Writers are wizards who can transmute experience into text they can control. That's why we do what we do. That's our form of self-medication.
When writer Nora Ephron's mother was dying she told her daughter to do what she had always been trained to do, that it treat the current ordeal as copy. Yet, according to the chronicle of her death by her son Jacob Bernstein, that perspective only goes so far when one is in the process of one's own death.

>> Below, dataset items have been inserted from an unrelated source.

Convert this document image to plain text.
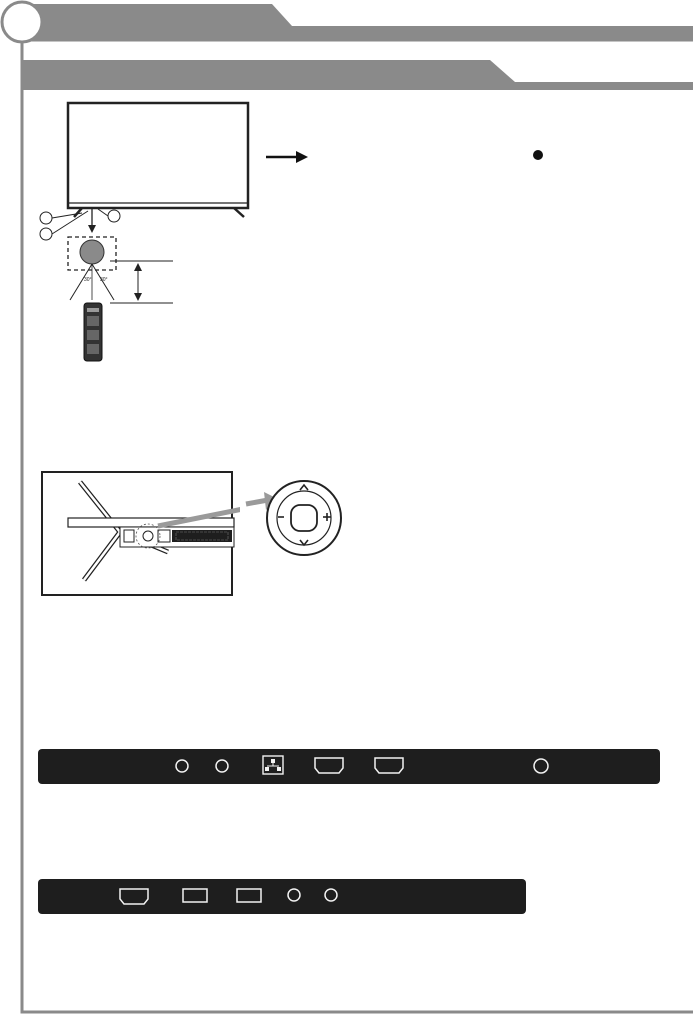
30° 30°
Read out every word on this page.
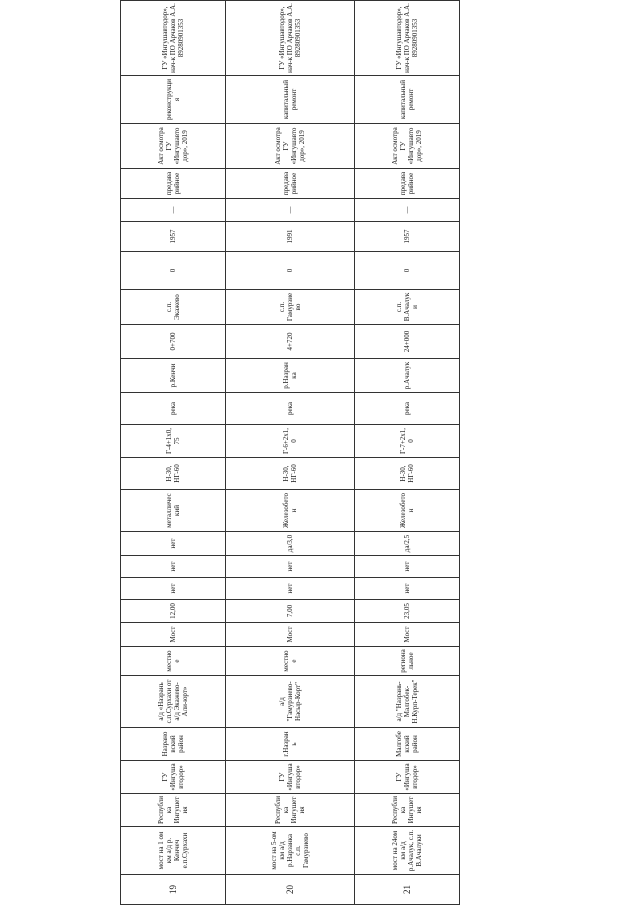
19	мост на 1 ом км а/д р. Кенчеч е.п.Сурхахи	Республика Ингушетия	ГУ «Ингушавтодор»	Назрановский район	а/д «Назрань с.п.Сурхахи от а/д Экажево-Али-юрт»	местное	Мост	12,00	нет	нет	нет	металлический	Н-30, НГ-60	Г-4+1х0,75	река	р.Кенчи	0+700	с.п. Экажево	0	1957	—	предаварийное	Акт осмотра ГУ «Ингушавтодор», 2019	реконструкция	ГУ «Ингушавтодор», нач-к ПО Арчаков А.А. 89280901353	
20	мост на 5-ом км а/д р.Нарзанка с.п. Гамурзиево	Республика Ингушетия	ГУ «Ингушавтодор»	г.Назрань	а/д "Гамурзиево-Насыр-Корт"	местное	Мост	7,00	нет	нет	да/3,0	Железобетон	Н-30, НГ-60	Г-6+2х1,0	река	р.Назранка	4+720	с.п. Гамурзиево	0	1991	—	предаварийное	Акт осмотра ГУ «Ингушавтодор», 2019	капитальный ремонт	ГУ «Ингушавтодор», нач-к ПО Арчаков А.А. 89280901353	
21	мост на 24ом км а/д р.Ачалук, с.п. В.Ачалуки	Республика Ингушетия	ГУ «Ингушавтодор»	Малгобекский район	а/д "Назрань-Малгобек-Н.Курп-Терек"	региональное	Мост	23,05	нет	нет	да/2,5	Железобетон	Н-30, НГ-60	Г-7+2х1,0	река	р.Ачалук	24+000	с.п. В.Ачалуки	0	1957	—	предаварийное	Акт осмотра ГУ «Ингушавтодор», 2019	капитальный ремонт	ГУ «Ингушавтодор», нач-к ПО Арчаков А.А. 89280901353	
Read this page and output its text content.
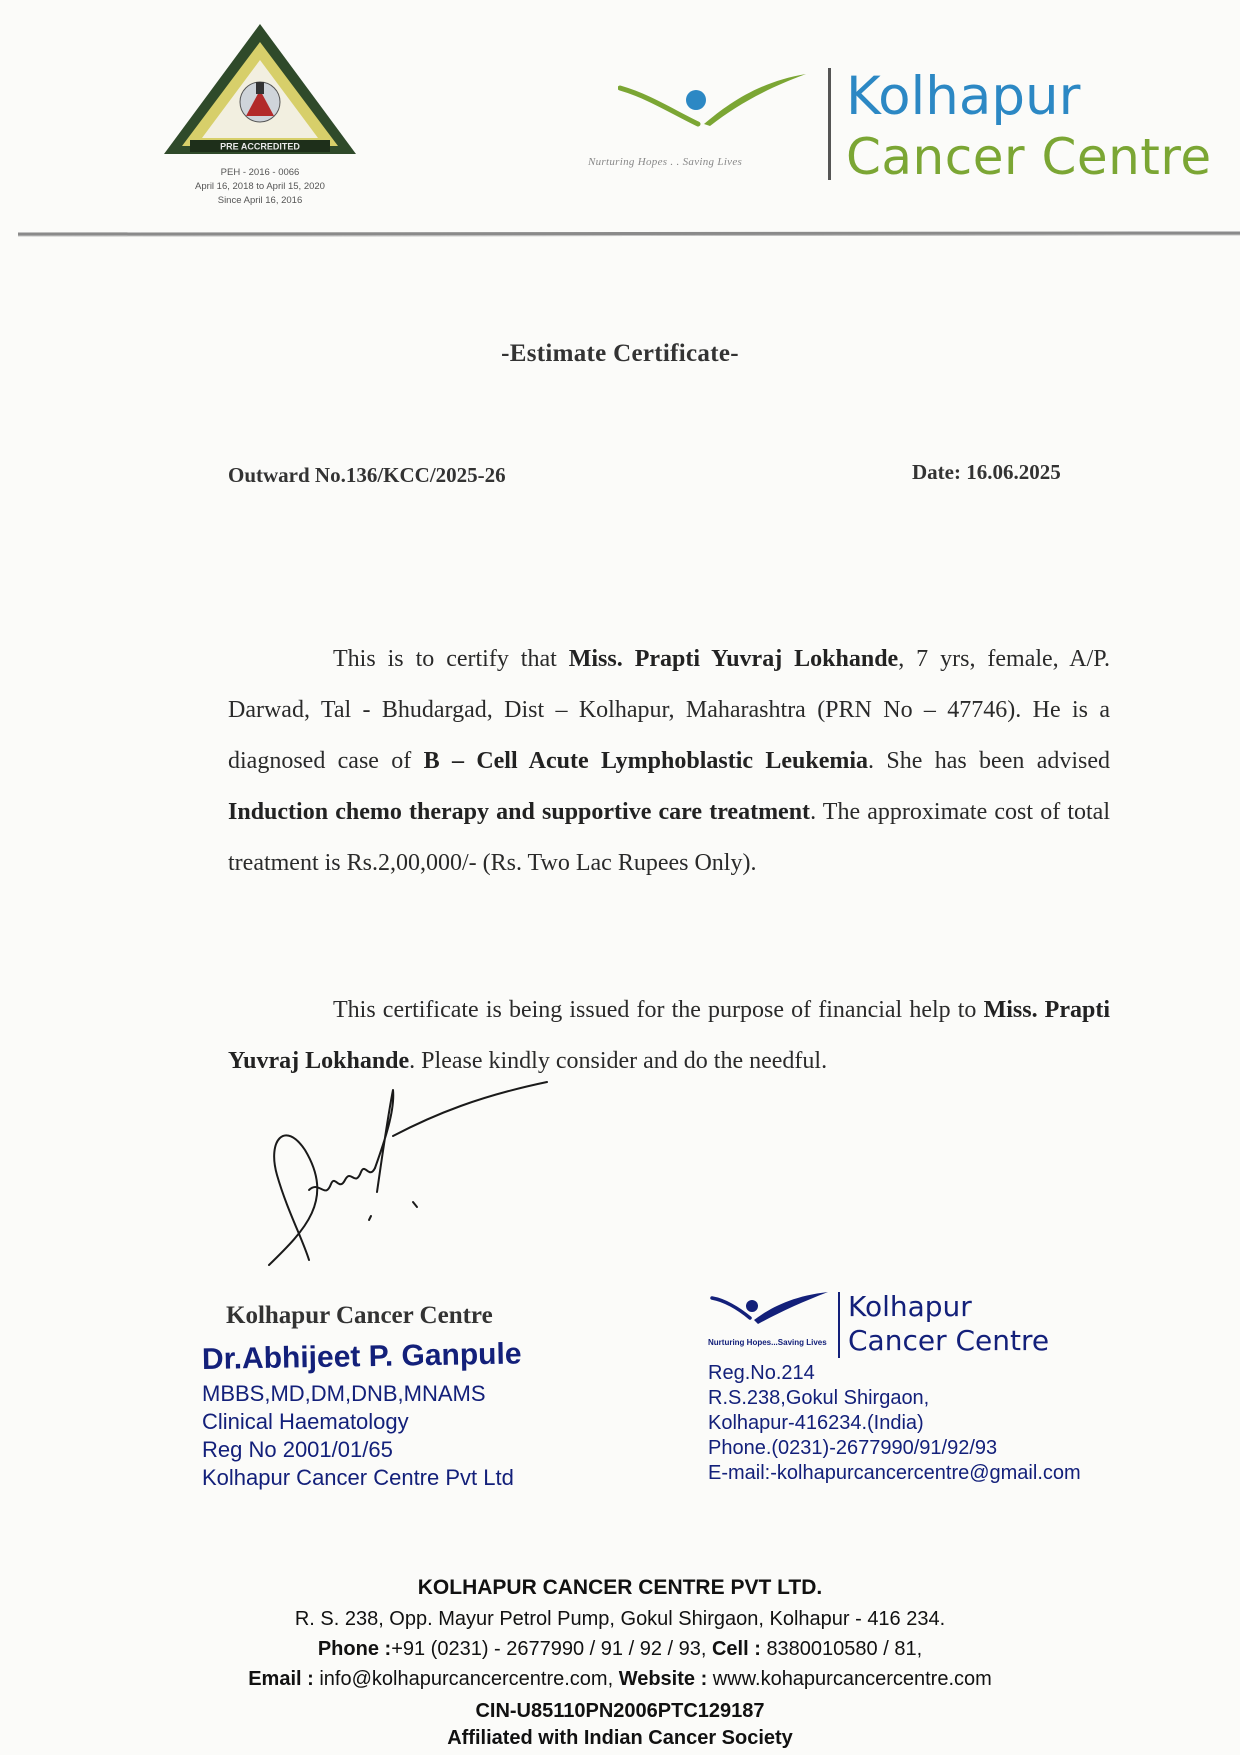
PRE ACCREDITED
PEH - 2016 - 0066
April 16, 2018 to April 15, 2020
Since April 16, 2016
Nurturing Hopes . . Saving Lives
Kolhapur
Cancer Centre
-Estimate Certificate-
Outward No.136/KCC/2025-26	Date: 16.06.2025
This is to certify that Miss. Prapti Yuvraj Lokhande, 7 yrs, female, A/P. Darwad, Tal - Bhudargad, Dist – Kolhapur, Maharashtra (PRN No – 47746). He is a diagnosed case of B – Cell Acute Lymphoblastic Leukemia. She has been advised Induction chemo therapy and supportive care treatment. The approximate cost of total treatment is Rs.2,00,000/- (Rs. Two Lac Rupees Only).
This certificate is being issued for the purpose of financial help to Miss. Prapti Yuvraj Lokhande. Please kindly consider and do the needful.
Kolhapur Cancer Centre
Dr.Abhijeet P. Ganpule
MBBS,MD,DM,DNB,MNAMS
Clinical Haematology
Reg No 2001/01/65
Kolhapur Cancer Centre Pvt Ltd
Nurturing Hopes...Saving Lives
Kolhapur
Cancer Centre
Reg.No.214
R.S.238,Gokul Shirgaon,
Kolhapur-416234.(India)
Phone.(0231)-2677990/91/92/93
E-mail:-kolhapurcancercentre@gmail.com
KOLHAPUR CANCER CENTRE PVT LTD.
R. S. 238, Opp. Mayur Petrol Pump, Gokul Shirgaon, Kolhapur - 416 234.
Phone :+91 (0231) - 2677990 / 91 / 92 / 93, Cell : 8380010580 / 81,
Email : info@kolhapurcancercentre.com, Website : www.kohapurcancercentre.com
CIN-U85110PN2006PTC129187
Affiliated with Indian Cancer Society
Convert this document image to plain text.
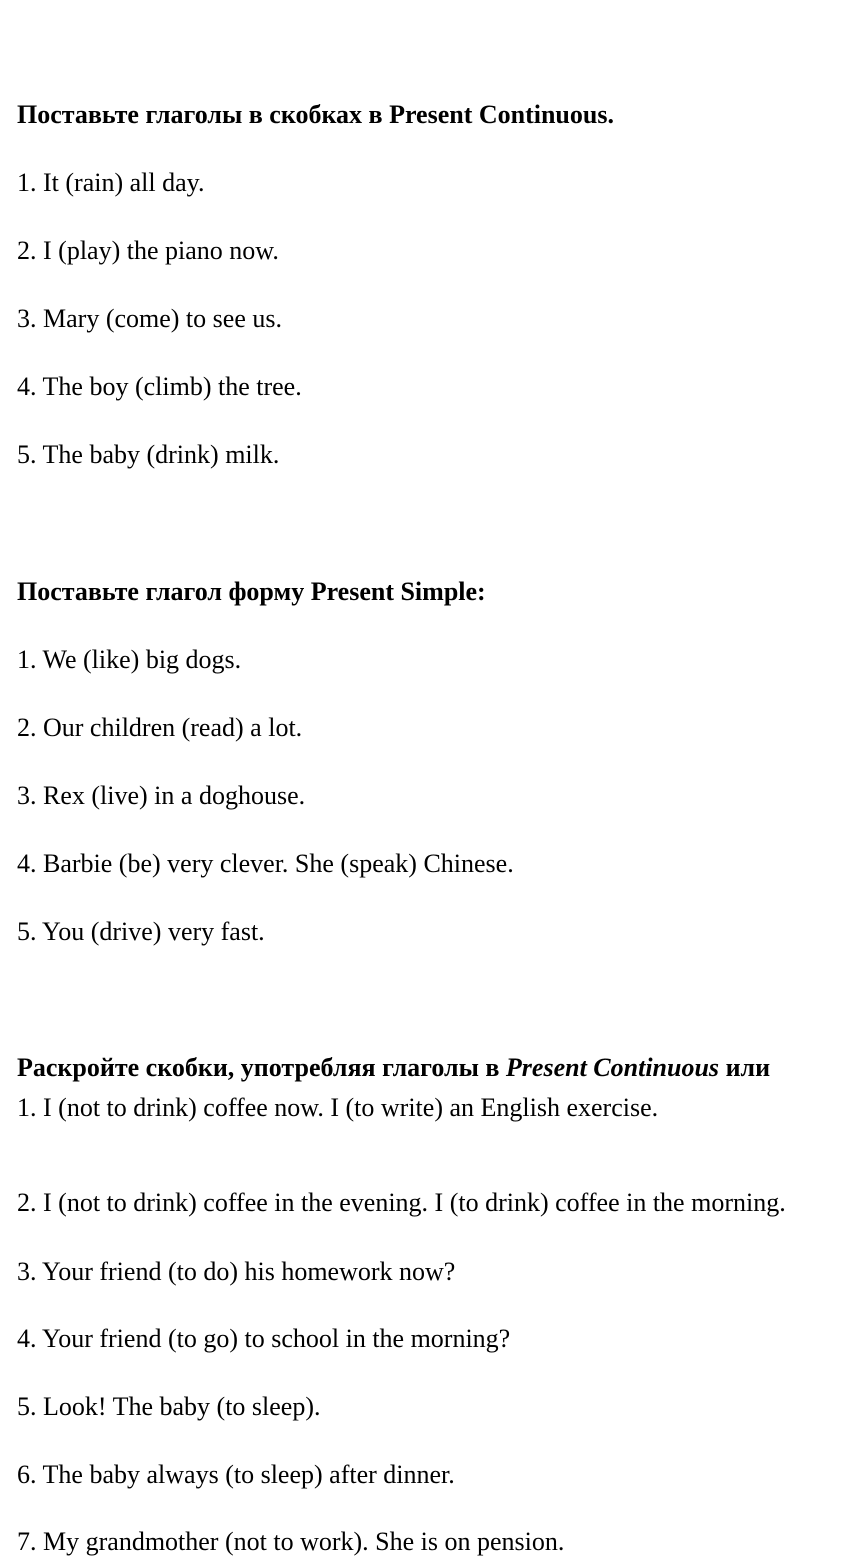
Поставьте глаголы в скобках в Present Continuous.
1. It (rain) all day.
2. I (play) the piano now.
3. Mary (come) to see us.
4. The boy (climb) the tree.
5. The baby (drink) milk.
Поставьте глагол форму Present Simple:
1. We (like) big dogs.
2. Our children (read) a lot.
3. Rex (live) in a doghouse.
4. Barbie (be) very clever. She (speak) Chinese.
5. You (drive) very fast.
Раскройте скобки, употребляя глаголы в Present Continuous или
1. I (not to drink) coffee now. I (to write) an English exercise.
2. I (not to drink) coffee in the evening. I (to drink) coffee in the morning.
3. Your friend (to do) his homework now?
4. Your friend (to go) to school in the morning?
5. Look! The baby (to sleep).
6. The baby always (to sleep) after dinner.
7. My grandmother (not to work). She is on pension.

Today in THE NEW YORK TIMES MAGAZINE, Bernstein discusses how his mother did do quite a bit of writing in the years after she was diagnosed with the disease which would eventually get her. However, she seemed to have to, in the end, endure the same human struggle that non-artistic people have to when dying. She cried. She did not want to go. She distracted herself with crossword puzzles instead of turning out some brilliant prose.
Maybe it's time that we simply accept that life and death are hard. Sure, there are proven tools, such as art, to cope with part of them. But putting an upbeat spin on suffering, as Christopher Hitchens told us in his final days, is to denigrate the hugeness of life and death. We are bit players and the scripts we write for ourselves or some religion or scientific school of thought writes for us turn out to be, in the end, not very inspiring.
Might it be more respectful to the processes of life and death to just say, "I don't like the way of the world, I have no choice, and that's that." We might suffer less.